4. **Top Pane:** `tail -f worktrees/<task-id>/.worker.log` (Agent logs).
5. **Bottom Pane:** `worker msg follow --task <task-id>` (Structured events).
## 4. Implementation Plan
### Phase A: Database Logic (`src/worker/db.nim`)
- [ ] Verify `publish` handles JSON serialization correctly.
- [ ] Implement `getLatestSeq()` (needed for `follow` to start at "now").
- [ ] Optimize `poll` for single-consumer throughput.
### Phase B: CLI Commands (`src/worker.nim`)
- [ ] Add `msg` dispatch group.
- [ ] Implement `send`, `poll`, `follow`.

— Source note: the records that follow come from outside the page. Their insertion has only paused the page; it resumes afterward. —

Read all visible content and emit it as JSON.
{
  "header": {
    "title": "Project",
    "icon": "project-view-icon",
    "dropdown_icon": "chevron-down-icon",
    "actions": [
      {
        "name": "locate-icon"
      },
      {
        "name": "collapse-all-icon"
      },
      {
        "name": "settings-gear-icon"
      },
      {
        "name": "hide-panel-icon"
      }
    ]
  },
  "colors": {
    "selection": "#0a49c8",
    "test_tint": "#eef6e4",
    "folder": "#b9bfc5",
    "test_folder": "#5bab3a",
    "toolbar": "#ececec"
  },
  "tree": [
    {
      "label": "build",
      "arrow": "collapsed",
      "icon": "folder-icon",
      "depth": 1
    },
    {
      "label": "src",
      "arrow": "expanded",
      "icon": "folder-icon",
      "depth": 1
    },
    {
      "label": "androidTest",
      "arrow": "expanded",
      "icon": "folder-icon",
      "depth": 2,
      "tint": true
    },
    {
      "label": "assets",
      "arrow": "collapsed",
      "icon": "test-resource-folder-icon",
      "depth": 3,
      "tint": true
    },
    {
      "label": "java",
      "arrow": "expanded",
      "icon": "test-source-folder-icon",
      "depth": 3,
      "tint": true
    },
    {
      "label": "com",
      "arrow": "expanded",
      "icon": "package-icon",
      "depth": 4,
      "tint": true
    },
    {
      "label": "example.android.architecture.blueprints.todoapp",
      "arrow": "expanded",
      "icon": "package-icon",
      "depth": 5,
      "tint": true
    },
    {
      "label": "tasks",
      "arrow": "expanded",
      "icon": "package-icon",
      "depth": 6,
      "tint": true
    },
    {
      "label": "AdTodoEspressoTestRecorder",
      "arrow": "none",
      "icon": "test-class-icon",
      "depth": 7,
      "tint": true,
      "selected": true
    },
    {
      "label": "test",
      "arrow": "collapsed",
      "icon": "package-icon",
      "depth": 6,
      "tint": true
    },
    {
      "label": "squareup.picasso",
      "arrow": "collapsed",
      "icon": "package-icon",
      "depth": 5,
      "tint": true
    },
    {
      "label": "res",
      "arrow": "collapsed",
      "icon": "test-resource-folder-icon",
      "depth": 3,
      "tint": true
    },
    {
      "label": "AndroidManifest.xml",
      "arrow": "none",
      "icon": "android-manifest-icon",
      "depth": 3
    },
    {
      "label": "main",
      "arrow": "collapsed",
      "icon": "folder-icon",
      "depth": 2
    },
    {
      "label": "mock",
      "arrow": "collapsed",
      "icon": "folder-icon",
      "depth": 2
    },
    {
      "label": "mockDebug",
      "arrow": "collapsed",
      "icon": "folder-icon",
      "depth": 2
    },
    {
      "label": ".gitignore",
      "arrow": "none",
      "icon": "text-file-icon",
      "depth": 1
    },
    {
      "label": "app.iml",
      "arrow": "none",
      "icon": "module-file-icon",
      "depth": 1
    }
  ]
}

- [ ] Ensure context detection (Am I in a worktree? Who am I?) works reliably.
### Phase C: Tmux Integration (`src/worker/tmux.nim`?)
- [ ] Implement `watch` command using `std/osproc`.
- [ ] Handle "tmux not found" gracefully.
### Phase D: Skill Integration
- [ ] Update `skills/hq/scripts/worker-rpc.py` to:
- Log to `.worker.log`.
- Emit `worker msg send` events for `agent_start`, `tool_use`, `error`.
- [ ] Update `skills/hq/SKILL.md` to use `worker watch`.
## 5. Message Protocol Standard
| Type | Payload Schema | Description |
|------|----------------|-------------|
| `status` | `{ phase: string, progress: float }` | High-level progress update. |
| `log` | `{ level: "info"|"warn"|"error", msg: string }` | Structured logging. |
| `signal` | `{ signal: "done"|"start"|"block" }` | Lifecycle signals. |
| `cmd` | `{ command: "stop"|"pause", reason: string }` | HQ commands to worker. |
## 6. Open Questions
- **Retention:** How long do we keep messages? (SQLite handles millions easily, maybe prune > 30d).
- **Concurrency:** SQLite WAL mode handles this natively.
- **Auth:** Currently trusts local user. Sufficient for V1.